Ni les classes moyennes, ni les entreprises
Gabriel Attal avait déjà entrouvert la porte la semaine dernière à cette idée de taxation. Il avait affirmé sur TF1 ne « jamais (avoir) eu de dogme sur le sujet » des superprofits, mais en refusant de toucher à deux « lignes rouges »: les classes moyennes et les entreprises.
Il s’agit de différencier « la richesse qui crée de l’emploi » et celle « qui stagne », explique un conseiller de l’exécutif.
La taxation s’appliquerait dès le budget 2024 – ce qui supposerait une loi rectifiant ce budget (PLFR) – et ne serait pas limitée aux énergéticiens. Elle pourrait porter sur les loyers perçus, les revenus boursiers, l’assurance-vie ou encore l’impôt sur la fortune immobilière.
Une initiative critiquée
Gauche et droite ont aussitôt critiqué l’initiative. « On ne rajoute pas des impôts aux impôts lorsqu’on détient le record du monde des prélèvements obligatoires », a fustigé le patron des Républicains Eric Ciotti, qui menace de censurer le gouvernement sur sa gestion des finances publiques.
« Au lieu de ces artefacts, l’exécutif doit soumettre un PLFR (projet de loi de finances rectificatif) à l’Assemblée », a demandé le président insoumis de la commission des Finances, Eric Coquerel, en rappelant comme le député PS Arthur Delaporte qu’il y a « des solutions déjà sur la table »des oppositions.

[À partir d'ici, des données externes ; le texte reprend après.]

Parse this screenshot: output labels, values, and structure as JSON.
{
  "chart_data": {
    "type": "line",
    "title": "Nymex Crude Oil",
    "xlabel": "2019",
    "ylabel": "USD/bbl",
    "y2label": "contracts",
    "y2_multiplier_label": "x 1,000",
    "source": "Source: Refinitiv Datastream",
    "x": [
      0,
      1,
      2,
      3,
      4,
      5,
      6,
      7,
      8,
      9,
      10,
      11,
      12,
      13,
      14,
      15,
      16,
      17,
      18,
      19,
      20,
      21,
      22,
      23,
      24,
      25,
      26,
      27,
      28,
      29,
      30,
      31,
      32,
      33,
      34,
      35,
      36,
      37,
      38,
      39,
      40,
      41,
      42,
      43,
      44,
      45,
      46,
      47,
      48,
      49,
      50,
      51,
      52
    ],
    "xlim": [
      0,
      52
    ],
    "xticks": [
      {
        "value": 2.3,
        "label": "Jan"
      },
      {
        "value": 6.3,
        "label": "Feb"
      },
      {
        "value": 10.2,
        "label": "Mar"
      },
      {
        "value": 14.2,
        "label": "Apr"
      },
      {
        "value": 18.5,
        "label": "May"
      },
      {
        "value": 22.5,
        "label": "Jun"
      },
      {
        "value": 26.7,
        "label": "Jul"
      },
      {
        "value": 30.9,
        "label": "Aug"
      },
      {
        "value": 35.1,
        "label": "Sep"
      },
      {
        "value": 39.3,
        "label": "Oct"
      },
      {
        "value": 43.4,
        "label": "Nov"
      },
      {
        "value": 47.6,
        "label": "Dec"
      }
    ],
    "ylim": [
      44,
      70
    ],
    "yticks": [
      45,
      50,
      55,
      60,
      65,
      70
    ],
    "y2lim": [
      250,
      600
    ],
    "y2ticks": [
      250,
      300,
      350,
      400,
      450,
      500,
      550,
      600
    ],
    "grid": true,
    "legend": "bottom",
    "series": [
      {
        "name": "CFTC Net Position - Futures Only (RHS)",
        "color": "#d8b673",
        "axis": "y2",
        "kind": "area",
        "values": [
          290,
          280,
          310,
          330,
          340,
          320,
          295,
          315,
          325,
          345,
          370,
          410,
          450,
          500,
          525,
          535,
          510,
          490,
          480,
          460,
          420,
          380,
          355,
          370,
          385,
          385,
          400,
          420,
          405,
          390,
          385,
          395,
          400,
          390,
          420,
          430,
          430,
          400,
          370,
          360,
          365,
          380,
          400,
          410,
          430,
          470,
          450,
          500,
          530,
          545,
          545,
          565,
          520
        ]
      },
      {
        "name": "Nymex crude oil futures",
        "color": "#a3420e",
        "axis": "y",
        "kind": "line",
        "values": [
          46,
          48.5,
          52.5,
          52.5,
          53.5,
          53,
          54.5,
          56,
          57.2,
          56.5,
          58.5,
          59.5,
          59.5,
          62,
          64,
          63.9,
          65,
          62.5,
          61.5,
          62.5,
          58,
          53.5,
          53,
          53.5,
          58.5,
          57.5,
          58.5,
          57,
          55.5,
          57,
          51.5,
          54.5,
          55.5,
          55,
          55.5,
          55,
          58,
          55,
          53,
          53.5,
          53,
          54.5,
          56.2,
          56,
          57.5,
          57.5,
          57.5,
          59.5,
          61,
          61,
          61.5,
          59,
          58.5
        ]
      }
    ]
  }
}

Gabriel Attal entend surtout répondre aux inquiétudes de la majorité, dont l’aile gauche est très remontée contre la nouvelle réforme de l’assurance chômage, qui pourrait se faire par décrets, sans passer par le parlement.
Une réforme assumée par le Premier ministre
Le Premier ministre a redit « assumer » une telle réforme mais la présidente de l’Assemblée nationale Yaël Braun-Pivet a exprimé des réserves, tout comme le président de la commission des Lois Sacha Houlié, pour qui réduire la durée d’indemnisation n’est « pas la bonne voie », « alors même qu’on constate que le chômage ne baisse plus ».
« Quand je t’entends dire qu’il ne faut pas réformer parce que le chômage stagne, je ne suis pas d’accord », lui a répondu mardi Gabriel Attal, en défendant une réforme « de productivité et de prospérité » : « on veut financer les services publics et les Ehpad » et pas « augmenter encore la franchise médicale ».
Des précisions attendues la semaine prochaine
Cette réforme intervient au moment où l’exécutif cherche partout à faire des économies après le dérapage inédit du déficit à 5,5 % en 2023.
Gabriel Attal a redit mardi toujours vouloir le ramener à 3 % en 2027 et rappelé que le gouvernement donnerait la semaine prochaine « la trajectoire » pour atteindre cet objectif.